Kenmar Residential HCS Services, Inc. v. Jesse Uriegas, As Guardian of Brandon Uriegas, an Incapacitated Person(No. 07-21-00233-CV) arose from injuries suffered by a resident in a group home for individuals with intellectual and developmental disabilities. The resident, a nonverbal adult with developmental disabilities, required assistance for personal care, including bathing and going to the bathroom. On one occasion, the resident attempted to bathe without assistance, fell, and sustained a head laceration. On another occasion, the resident fell when trying to go to the bathroom without assistance, breaking a hip and requiring surgery. The resident sued the home, alleging negligent treatment, failure to provide adequate supervision, failure to provide reasonable and adequate care, failing to timely seek medical treatment, and other claims. Pursuant to § 74.351, the resident served an expert report by a nurse, and later supplemented it by serving the report of an orthopedic surgeon. The home moved for dismissal on the basis of the failure of the reports to provide a fair summary of the standard of care and how it was breached and to provide a fair summary of the causal relationship between the breach and the injuries. The trial court denied the motion, and the defendant filed an interlocutory appeal.
Over a dissent, the Amarillo Court of Appeals reversed. The court found that read together, the nurse’s report and the surgeon’s supplementary report were deficient in that they did not identify what the defendant should have done differently to avert the plaintiff’s injury. While the reports refer to failures to intervene and make changes in the plaintiff’s care plan, they do not state what those changes or interventions should have been. Additionally, the reports allege that the defendant should have provided appropriate monitoring and assistance to the plaintiff but fall short of identifying the additional steps the defendant should have taken. With respect to the failure to adequately train claim, the reports likewise do not indicate what additional training would have changed the outcome. In essence, according to the majority, the reports simply opine that the injury itself indicates a breach of the standard of care. But in health care liability claims, res ipsa loquitor does not provide the defendant with a fair summary of the standard of care challenged, the nature of the breach, or the causal connection between the breach and the injury. The court remanded to the trial court with instructions to award the defendant reasonable attorney’s fees and court costs.

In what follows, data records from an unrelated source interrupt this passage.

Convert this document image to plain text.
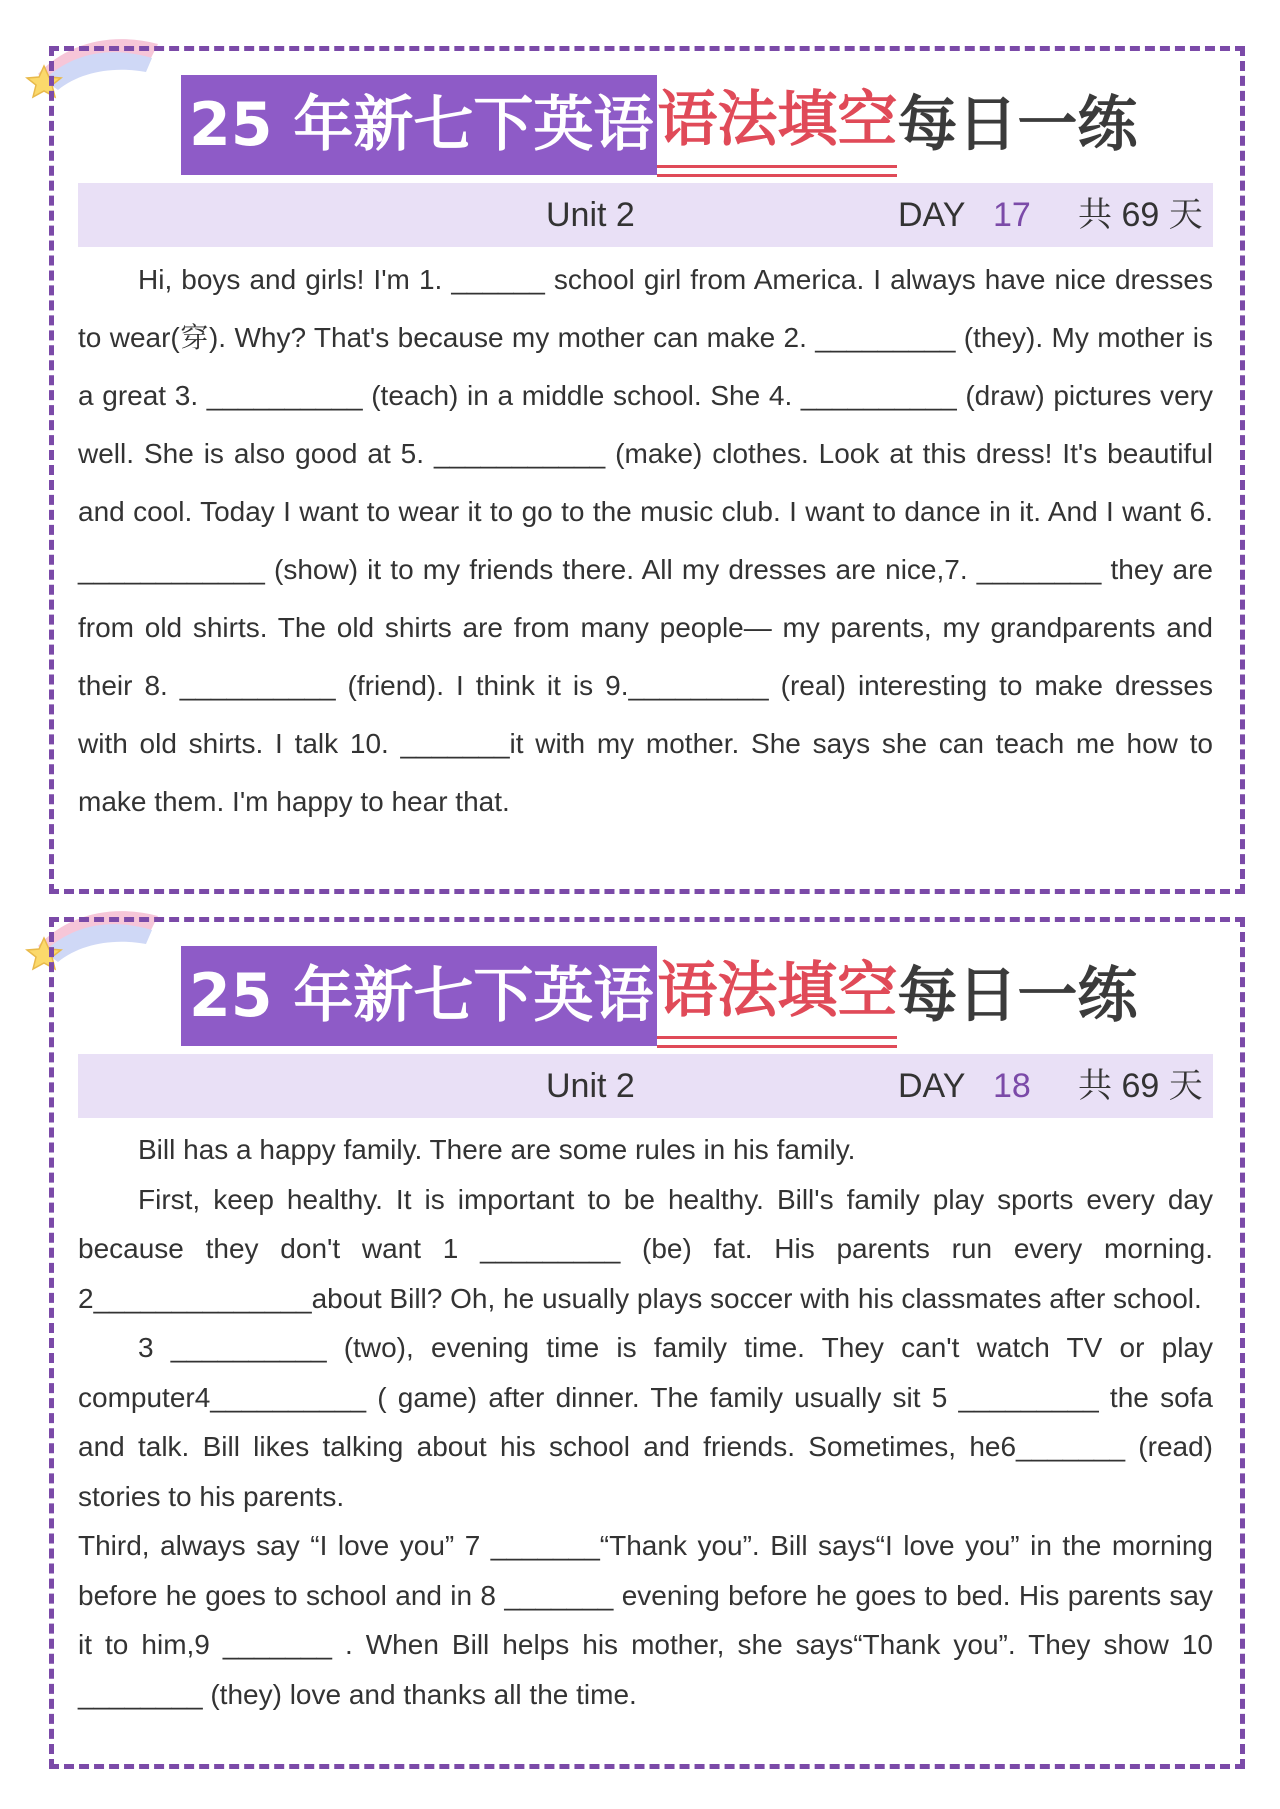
25 年新七下英语语法填空每日一练
Unit 2	DAY 17 共 69 天

Hi, boys and girls! I'm 1. ______ school girl from America. I always have nice dresses to wear(穿). Why? That's because my mother can make 2. _________ (they). My mother is a great 3. __________ (teach) in a middle school. She 4. __________ (draw) pictures very well. She is also good at 5. ___________ (make) clothes. Look at this dress! It's beautiful and cool. Today I want to wear it to go to the music club. I want to dance in it. And I want 6. ____________ (show) it to my friends there. All my dresses are nice,7. ________ they are from old shirts. The old shirts are from many people— my parents, my grandparents and their 8. __________ (friend). I think it is 9._________ (real) interesting to make dresses with old shirts. I talk 10. _______it with my mother. She says she can teach me how to make them. I'm happy to hear that.

25 年新七下英语语法填空每日一练
Unit 2	DAY 18 共 69 天

Bill has a happy family. There are some rules in his family.

First, keep healthy. It is important to be healthy. Bill's family play sports every day because they don't want 1 _________ (be) fat. His parents run every morning. 2______________about Bill? Oh, he usually plays soccer with his classmates after school.

3 __________ (two), evening time is family time. They can't watch TV or play computer4__________ ( game) after dinner. The family usually sit 5 _________ the sofa and talk. Bill likes talking about his school and friends. Sometimes, he6_______ (read) stories to his parents.

Third, always say “I love you” 7 _______“Thank you”. Bill says“I love you” in the morning before he goes to school and in 8 _______ evening before he goes to bed. His parents say it to him,9 _______ . When Bill helps his mother, she says“Thank you”. They show 10 ________ (they) love and thanks all the time.
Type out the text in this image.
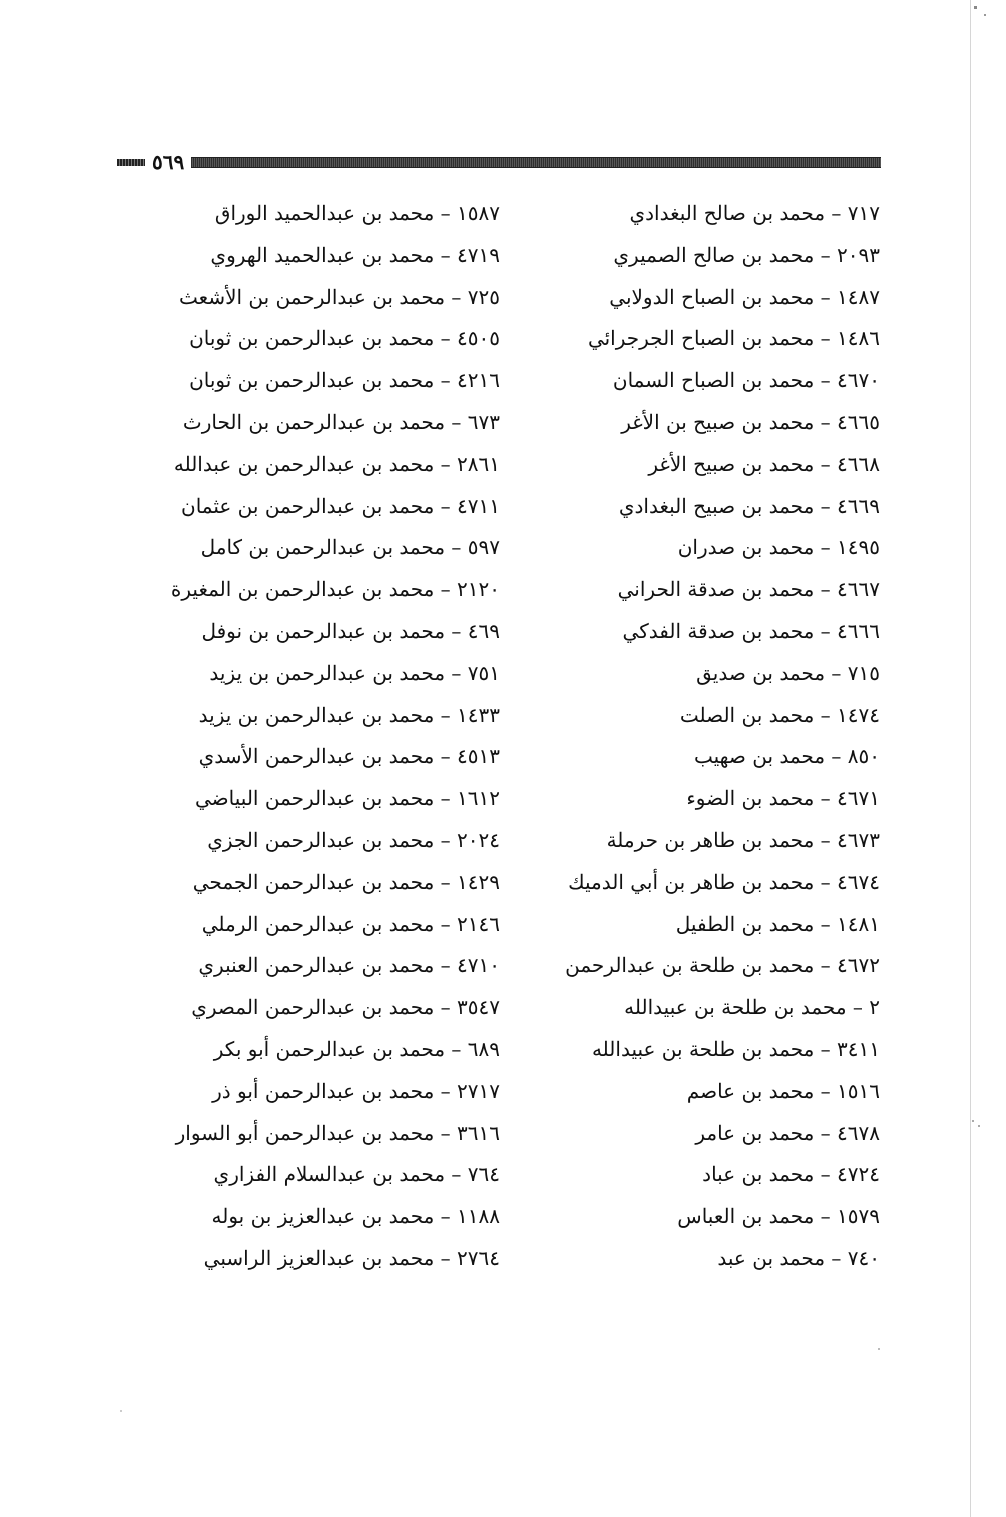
٥٦٩
٧١٧ – محمد بن صالح البغدادي
٢٠٩٣ – محمد بن صالح الصميري
١٤٨٧ – محمد بن الصباح الدولابي
١٤٨٦ – محمد بن الصباح الجرجرائي
٤٦٧٠ – محمد بن الصباح السمان
٤٦٦٥ – محمد بن صبيح بن الأغر
٤٦٦٨ – محمد بن صبيح الأغر
٤٦٦٩ – محمد بن صبيح البغدادي
١٤٩٥ – محمد بن صدران
٤٦٦٧ – محمد بن صدقة الحراني
٤٦٦٦ – محمد بن صدقة الفدكي
٧١٥ – محمد بن صديق
١٤٧٤ – محمد بن الصلت
٨٥٠ – محمد بن صهيب
٤٦٧١ – محمد بن الضوء
٤٦٧٣ – محمد بن طاهر بن حرملة
٤٦٧٤ – محمد بن طاهر بن أبي الدميك
١٤٨١ – محمد بن الطفيل
٤٦٧٢ – محمد بن طلحة بن عبدالرحمن
٢ – محمد بن طلحة بن عبيدالله
٣٤١١ – محمد بن طلحة بن عبيدالله
١٥١٦ – محمد بن عاصم
٤٦٧٨ – محمد بن عامر
٤٧٢٤ – محمد بن عباد
١٥٧٩ – محمد بن العباس
٧٤٠ – محمد بن عبد
١٥٨٧ – محمد بن عبدالحميد الوراق
٤٧١٩ – محمد بن عبدالحميد الهروي
٧٢٥ – محمد بن عبدالرحمن بن الأشعث
٤٥٠٥ – محمد بن عبدالرحمن بن ثوبان
٤٢١٦ – محمد بن عبدالرحمن بن ثوبان
٦٧٣ – محمد بن عبدالرحمن بن الحارث
٢٨٦١ – محمد بن عبدالرحمن بن عبدالله
٤٧١١ – محمد بن عبدالرحمن بن عثمان
٥٩٧ – محمد بن عبدالرحمن بن كامل
٢١٢٠ – محمد بن عبدالرحمن بن المغيرة
٤٦٩ – محمد بن عبدالرحمن بن نوفل
٧٥١ – محمد بن عبدالرحمن بن يزيد
١٤٣٣ – محمد بن عبدالرحمن بن يزيد
٤٥١٣ – محمد بن عبدالرحمن الأسدي
١٦١٢ – محمد بن عبدالرحمن البياضي
٢٠٢٤ – محمد بن عبدالرحمن الجزي
١٤٢٩ – محمد بن عبدالرحمن الجمحي
٢١٤٦ – محمد بن عبدالرحمن الرملي
٤٧١٠ – محمد بن عبدالرحمن العنبري
٣٥٤٧ – محمد بن عبدالرحمن المصري
٦٨٩ – محمد بن عبدالرحمن أبو بكر
٢٧١٧ – محمد بن عبدالرحمن أبو ذر
٣٦١٦ – محمد بن عبدالرحمن أبو السوار
٧٦٤ – محمد بن عبدالسلام الفزاري
١١٨٨ – محمد بن عبدالعزيز بن بوله
٢٧٦٤ – محمد بن عبدالعزيز الراسبي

The dissent concurred that the nurse’s report was inadequate but would have allowed the case to proceed on the basis of the surgeon’s supplement. Emphasizing the “leniency” of the § 74.351 “fair summary” standard, the dissent stated that the surgeon’s report sufficiently identified the standard of care pertaining to the supervision and assistance of a resident who was a fall risk, the breach of the standard in allowing him twice to fall, and the causal connection between that breach and the injuries.
This case illustrates just how close some of these calls are and the pressures on the judiciary to make the right decisions under the statute. It’s not an easy job, and we deeply appreciate the dedicated jurists who take that calling very seriously.